Un silence strident avait succédé au grondement du lourd automatique.

Schneider s’était avancé en remettant le pistolet à l’étui, avait écarté du pied le Remington de Bubu. Sans avoir besoin de se pencher, il savait que l’homme était mort.

Sans désemparer, il avait passé au storno le message réglementaire de fin d’opération et sans ajouter un mot, il était retourné à sa voiture de commandement. Dans l’habitacle silencieux et glacé, il avait allumé une cigarette. Ses doigts tremblaient tellement qu’il avait dû s’y reprendre à plusieurs fois avant d’y parvenir.

Il avait ensuite dirigé les investigations avec sa précision et sa froideur habituelles. Chiquito avait été stoppé par une jambe de pantalon à mi-hauteur du grillage. Charles Catala l’avait fait descendre sans rudesse, l’avait palpé, retourné et menotté dans le dos. Chiquito avait aussitôt demandé son avocat. On avait sorti les mallettes de photographe et constaté la présence des lingots, que Schneider avait comptés en présence effective et constante de deux témoins, Dumont et Courapied.

On avait étendu une bâche sur le corps de Bubu et laissé ceux des convoyeurs dans le coffre ouvert, dans l’attente des techniciens de l’Identité judiciaire. Le commissaire Manière avait fait une brève apparition sur le coup des onze heures. Il avait déclaré que la station météo locale avait annoncé moins dix-sept à son relevé d’informations du matin. De son côté, Schneider avait rendu compte avec laconisme.

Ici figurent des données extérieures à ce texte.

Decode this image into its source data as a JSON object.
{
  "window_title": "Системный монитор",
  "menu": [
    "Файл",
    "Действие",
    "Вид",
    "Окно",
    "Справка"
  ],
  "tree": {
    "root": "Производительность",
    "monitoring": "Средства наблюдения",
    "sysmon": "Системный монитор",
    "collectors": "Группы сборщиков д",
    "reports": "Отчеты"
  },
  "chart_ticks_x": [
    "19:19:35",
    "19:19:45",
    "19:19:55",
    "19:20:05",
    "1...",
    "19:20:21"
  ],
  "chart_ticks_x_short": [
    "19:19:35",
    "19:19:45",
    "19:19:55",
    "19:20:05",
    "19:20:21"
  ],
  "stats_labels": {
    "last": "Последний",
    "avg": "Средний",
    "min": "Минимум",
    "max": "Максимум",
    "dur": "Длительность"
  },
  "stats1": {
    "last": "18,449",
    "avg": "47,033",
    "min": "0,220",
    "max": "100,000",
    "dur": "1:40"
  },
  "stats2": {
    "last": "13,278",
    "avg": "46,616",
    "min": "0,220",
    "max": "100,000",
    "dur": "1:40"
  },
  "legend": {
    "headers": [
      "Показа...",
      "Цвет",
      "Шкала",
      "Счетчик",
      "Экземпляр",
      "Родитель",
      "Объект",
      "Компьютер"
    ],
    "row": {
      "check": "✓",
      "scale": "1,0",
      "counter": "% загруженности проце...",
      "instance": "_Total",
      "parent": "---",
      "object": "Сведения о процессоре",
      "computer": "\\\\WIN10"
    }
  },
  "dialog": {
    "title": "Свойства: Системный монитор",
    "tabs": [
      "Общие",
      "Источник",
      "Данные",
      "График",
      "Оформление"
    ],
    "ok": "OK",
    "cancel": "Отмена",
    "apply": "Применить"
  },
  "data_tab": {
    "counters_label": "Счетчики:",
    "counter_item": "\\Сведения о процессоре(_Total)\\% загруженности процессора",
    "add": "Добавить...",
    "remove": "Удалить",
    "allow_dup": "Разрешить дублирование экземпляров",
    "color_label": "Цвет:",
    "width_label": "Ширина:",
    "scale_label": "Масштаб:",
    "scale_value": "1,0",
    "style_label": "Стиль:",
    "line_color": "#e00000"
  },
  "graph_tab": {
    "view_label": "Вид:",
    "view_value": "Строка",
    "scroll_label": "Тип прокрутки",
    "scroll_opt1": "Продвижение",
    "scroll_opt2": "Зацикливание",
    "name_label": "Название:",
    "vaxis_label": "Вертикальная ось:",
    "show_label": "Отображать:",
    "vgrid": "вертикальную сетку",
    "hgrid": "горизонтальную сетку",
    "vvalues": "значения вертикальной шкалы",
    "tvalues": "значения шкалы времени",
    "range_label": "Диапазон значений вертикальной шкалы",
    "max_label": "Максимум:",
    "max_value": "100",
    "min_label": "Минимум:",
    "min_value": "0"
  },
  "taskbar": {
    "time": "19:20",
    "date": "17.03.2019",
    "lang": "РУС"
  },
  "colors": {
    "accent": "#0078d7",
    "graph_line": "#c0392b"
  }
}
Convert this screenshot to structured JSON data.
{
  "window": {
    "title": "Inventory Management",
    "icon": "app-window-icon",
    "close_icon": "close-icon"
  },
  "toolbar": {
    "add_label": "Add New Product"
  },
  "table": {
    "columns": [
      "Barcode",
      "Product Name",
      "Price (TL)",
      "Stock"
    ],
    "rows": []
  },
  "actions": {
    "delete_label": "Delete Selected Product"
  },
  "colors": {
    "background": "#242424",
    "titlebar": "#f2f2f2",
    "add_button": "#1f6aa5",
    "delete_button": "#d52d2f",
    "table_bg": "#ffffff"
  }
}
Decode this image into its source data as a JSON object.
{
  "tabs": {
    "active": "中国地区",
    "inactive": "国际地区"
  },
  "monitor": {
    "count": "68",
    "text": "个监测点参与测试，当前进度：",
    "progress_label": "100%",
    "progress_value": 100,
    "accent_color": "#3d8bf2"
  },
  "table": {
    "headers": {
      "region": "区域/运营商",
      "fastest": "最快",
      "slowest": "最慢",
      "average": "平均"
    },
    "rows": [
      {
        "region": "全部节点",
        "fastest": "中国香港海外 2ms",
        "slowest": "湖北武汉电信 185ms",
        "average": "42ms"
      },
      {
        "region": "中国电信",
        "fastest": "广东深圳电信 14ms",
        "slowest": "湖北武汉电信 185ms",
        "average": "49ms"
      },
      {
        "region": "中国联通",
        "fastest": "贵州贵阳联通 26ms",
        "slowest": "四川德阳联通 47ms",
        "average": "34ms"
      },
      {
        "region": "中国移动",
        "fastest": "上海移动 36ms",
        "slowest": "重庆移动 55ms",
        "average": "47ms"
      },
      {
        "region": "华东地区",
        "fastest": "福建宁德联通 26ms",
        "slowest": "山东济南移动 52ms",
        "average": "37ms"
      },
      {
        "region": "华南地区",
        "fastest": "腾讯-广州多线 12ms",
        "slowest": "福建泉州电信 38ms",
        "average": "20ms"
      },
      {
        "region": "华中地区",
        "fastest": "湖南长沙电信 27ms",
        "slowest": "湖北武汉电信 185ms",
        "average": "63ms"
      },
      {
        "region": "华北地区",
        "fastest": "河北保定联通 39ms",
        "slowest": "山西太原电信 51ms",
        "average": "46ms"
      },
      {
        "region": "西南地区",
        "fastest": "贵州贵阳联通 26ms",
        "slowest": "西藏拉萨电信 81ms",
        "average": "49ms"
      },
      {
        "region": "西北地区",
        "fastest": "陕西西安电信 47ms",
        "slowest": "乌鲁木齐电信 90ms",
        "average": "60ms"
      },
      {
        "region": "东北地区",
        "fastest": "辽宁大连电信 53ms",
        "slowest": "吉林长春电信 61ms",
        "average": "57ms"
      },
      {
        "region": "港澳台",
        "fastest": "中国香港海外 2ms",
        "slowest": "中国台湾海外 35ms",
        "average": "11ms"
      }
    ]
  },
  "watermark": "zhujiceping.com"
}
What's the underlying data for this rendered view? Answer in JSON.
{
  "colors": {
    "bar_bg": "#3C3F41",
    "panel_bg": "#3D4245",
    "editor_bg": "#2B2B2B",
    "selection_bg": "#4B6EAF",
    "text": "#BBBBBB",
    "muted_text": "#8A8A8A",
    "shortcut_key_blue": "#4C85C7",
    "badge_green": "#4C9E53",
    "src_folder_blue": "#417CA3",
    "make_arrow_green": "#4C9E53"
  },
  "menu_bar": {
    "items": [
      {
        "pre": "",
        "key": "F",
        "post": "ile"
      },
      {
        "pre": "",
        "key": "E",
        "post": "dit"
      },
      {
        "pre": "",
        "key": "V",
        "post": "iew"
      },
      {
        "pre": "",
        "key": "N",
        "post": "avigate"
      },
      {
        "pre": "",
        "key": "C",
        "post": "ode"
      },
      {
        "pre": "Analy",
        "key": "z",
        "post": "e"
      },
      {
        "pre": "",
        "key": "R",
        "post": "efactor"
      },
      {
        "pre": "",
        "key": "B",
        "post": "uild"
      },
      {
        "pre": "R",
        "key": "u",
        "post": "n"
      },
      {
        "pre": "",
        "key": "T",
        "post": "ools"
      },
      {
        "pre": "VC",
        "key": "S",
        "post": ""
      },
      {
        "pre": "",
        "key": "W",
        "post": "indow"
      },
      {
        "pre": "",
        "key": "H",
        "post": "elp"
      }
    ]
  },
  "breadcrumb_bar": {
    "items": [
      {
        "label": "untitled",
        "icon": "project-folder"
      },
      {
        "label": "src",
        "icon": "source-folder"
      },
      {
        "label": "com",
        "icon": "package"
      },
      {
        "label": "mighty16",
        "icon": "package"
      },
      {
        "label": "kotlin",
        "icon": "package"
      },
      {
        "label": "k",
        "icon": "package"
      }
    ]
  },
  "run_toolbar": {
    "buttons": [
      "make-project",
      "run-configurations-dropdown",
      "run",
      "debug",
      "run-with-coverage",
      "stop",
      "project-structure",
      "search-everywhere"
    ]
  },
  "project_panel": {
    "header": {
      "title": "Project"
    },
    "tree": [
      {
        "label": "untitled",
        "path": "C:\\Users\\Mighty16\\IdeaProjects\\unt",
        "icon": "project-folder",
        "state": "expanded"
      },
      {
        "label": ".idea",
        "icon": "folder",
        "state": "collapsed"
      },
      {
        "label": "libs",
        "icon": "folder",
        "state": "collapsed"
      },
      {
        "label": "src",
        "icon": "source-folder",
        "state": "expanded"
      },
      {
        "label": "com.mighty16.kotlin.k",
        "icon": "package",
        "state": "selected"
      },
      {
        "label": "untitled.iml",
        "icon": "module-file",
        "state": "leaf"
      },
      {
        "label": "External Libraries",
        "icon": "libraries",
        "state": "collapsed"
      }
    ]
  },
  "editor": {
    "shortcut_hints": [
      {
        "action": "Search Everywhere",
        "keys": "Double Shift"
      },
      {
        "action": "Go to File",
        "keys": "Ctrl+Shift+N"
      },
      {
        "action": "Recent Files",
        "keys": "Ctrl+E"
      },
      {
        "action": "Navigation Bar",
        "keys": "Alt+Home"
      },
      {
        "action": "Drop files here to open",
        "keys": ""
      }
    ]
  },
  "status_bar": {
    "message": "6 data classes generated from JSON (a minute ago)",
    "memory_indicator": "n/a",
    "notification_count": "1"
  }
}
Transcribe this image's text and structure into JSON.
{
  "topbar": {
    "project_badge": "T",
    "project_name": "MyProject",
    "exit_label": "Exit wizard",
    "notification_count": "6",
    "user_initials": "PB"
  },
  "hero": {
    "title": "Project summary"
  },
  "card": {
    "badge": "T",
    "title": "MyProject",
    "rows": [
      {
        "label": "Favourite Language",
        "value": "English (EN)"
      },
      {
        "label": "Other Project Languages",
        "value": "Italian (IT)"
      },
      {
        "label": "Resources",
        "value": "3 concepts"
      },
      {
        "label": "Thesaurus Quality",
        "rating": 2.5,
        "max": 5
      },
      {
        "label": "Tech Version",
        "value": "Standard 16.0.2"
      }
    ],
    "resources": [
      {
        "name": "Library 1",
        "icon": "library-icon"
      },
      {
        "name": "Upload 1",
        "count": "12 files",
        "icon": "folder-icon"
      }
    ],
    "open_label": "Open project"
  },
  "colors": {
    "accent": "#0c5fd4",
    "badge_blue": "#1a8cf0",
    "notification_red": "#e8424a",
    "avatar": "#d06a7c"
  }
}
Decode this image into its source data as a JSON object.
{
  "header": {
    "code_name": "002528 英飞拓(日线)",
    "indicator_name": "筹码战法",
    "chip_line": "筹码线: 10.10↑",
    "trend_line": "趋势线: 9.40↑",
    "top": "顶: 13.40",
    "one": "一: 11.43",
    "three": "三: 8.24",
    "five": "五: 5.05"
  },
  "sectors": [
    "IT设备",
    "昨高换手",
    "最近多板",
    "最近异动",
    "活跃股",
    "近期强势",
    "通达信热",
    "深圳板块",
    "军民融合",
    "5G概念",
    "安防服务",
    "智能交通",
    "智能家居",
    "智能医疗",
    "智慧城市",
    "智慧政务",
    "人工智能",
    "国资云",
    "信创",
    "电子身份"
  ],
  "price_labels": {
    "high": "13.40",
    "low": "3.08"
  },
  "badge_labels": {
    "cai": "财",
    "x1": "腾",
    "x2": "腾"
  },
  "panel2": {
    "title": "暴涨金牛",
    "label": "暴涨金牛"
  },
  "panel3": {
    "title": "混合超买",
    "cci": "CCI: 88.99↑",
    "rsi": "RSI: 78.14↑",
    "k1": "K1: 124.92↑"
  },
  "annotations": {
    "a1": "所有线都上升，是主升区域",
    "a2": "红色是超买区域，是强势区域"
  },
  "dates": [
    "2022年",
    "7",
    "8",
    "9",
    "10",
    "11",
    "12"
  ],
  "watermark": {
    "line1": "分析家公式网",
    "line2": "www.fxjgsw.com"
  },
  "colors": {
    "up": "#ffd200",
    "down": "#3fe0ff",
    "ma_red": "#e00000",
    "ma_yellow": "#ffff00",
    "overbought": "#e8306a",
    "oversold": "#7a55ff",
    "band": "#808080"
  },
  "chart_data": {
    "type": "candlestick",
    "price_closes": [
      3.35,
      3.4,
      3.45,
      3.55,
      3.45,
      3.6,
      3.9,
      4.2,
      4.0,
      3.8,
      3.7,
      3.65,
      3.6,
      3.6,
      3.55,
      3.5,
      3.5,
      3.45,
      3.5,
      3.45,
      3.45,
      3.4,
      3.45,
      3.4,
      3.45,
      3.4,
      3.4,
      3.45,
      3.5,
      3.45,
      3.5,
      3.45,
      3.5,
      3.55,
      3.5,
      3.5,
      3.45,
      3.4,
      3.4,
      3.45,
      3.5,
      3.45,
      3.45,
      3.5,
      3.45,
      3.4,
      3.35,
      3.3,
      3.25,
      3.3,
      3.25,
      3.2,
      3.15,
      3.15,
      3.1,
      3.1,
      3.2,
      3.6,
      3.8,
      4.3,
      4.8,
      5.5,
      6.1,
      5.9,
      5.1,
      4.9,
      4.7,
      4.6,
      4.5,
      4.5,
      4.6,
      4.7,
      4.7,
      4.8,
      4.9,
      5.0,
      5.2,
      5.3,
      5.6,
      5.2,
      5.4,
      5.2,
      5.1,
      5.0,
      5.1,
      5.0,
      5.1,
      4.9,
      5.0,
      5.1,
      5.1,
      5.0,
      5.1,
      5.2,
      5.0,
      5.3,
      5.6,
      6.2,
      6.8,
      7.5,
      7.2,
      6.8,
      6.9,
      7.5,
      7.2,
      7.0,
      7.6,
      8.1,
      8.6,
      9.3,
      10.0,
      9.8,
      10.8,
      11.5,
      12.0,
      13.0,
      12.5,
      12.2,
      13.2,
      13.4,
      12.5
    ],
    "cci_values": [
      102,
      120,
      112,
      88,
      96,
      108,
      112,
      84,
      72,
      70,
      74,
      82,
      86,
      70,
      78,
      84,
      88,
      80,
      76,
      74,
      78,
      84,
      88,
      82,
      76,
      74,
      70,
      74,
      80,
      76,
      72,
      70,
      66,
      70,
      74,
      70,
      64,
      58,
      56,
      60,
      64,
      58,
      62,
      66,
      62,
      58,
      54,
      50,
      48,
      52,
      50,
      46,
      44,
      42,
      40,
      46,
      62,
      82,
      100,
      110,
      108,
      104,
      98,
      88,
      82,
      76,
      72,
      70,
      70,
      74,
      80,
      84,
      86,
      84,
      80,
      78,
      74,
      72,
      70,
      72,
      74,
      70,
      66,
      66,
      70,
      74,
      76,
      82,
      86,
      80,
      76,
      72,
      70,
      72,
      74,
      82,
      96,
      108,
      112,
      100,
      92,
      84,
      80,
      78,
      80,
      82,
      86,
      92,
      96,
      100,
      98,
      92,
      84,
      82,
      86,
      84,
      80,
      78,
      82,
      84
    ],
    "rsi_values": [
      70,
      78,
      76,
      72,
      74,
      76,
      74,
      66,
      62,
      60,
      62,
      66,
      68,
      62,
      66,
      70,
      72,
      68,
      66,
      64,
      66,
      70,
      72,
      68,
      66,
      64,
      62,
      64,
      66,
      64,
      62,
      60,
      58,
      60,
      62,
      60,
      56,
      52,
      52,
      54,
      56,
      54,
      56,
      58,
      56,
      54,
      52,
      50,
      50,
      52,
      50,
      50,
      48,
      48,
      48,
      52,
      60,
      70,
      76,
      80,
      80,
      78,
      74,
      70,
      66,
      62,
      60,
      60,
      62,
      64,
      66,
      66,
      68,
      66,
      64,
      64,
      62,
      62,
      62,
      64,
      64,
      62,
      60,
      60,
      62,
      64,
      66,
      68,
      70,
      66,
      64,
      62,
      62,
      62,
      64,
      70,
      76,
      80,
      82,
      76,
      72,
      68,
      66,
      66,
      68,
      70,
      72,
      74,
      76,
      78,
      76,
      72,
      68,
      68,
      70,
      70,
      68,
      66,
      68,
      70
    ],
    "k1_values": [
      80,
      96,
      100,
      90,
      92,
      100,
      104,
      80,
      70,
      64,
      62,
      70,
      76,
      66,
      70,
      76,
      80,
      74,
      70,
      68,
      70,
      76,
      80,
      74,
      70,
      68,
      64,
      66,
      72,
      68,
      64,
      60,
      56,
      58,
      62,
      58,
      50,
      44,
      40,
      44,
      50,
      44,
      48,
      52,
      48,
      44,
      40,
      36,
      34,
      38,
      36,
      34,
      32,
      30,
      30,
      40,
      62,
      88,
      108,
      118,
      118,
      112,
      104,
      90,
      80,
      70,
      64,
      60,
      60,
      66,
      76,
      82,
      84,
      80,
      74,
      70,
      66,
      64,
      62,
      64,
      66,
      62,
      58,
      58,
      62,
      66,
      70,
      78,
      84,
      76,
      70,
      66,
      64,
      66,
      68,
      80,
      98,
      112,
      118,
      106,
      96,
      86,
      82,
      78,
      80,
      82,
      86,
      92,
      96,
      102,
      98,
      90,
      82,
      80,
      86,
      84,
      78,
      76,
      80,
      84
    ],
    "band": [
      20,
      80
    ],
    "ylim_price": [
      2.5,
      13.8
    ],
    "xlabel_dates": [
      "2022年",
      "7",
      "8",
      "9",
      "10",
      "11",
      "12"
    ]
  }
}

Au cours de l’interpellation, il avait dû faire usage de son arme. Manière s’était approché du corps, avait soulevé un pan de bâche. Il avait constaté le groupement parfait, les deux balles dans un rayon de dix centimètres — parfait pour un tir de police sur un individu armé, et qui venait lui-même d’ouvrir le feu par deux fois sur un fonctionnaire d’autorité. Manière avait déclaré, en laissant retomber la bâche :

— Je n’en attendais pas moins de vous, Schneider.

Quatre hommes étaient morts et personne n’en voulait à personne. Schneider se rappela ce qu’il avait déclaré lui-même la veille à la jeune femme : routine.

Avant de retourner à sa voiture où le chauffeur attendait sans impatience, Manière dit :

— Vous voudrez bien remettre votre arme à la balistique pour examen.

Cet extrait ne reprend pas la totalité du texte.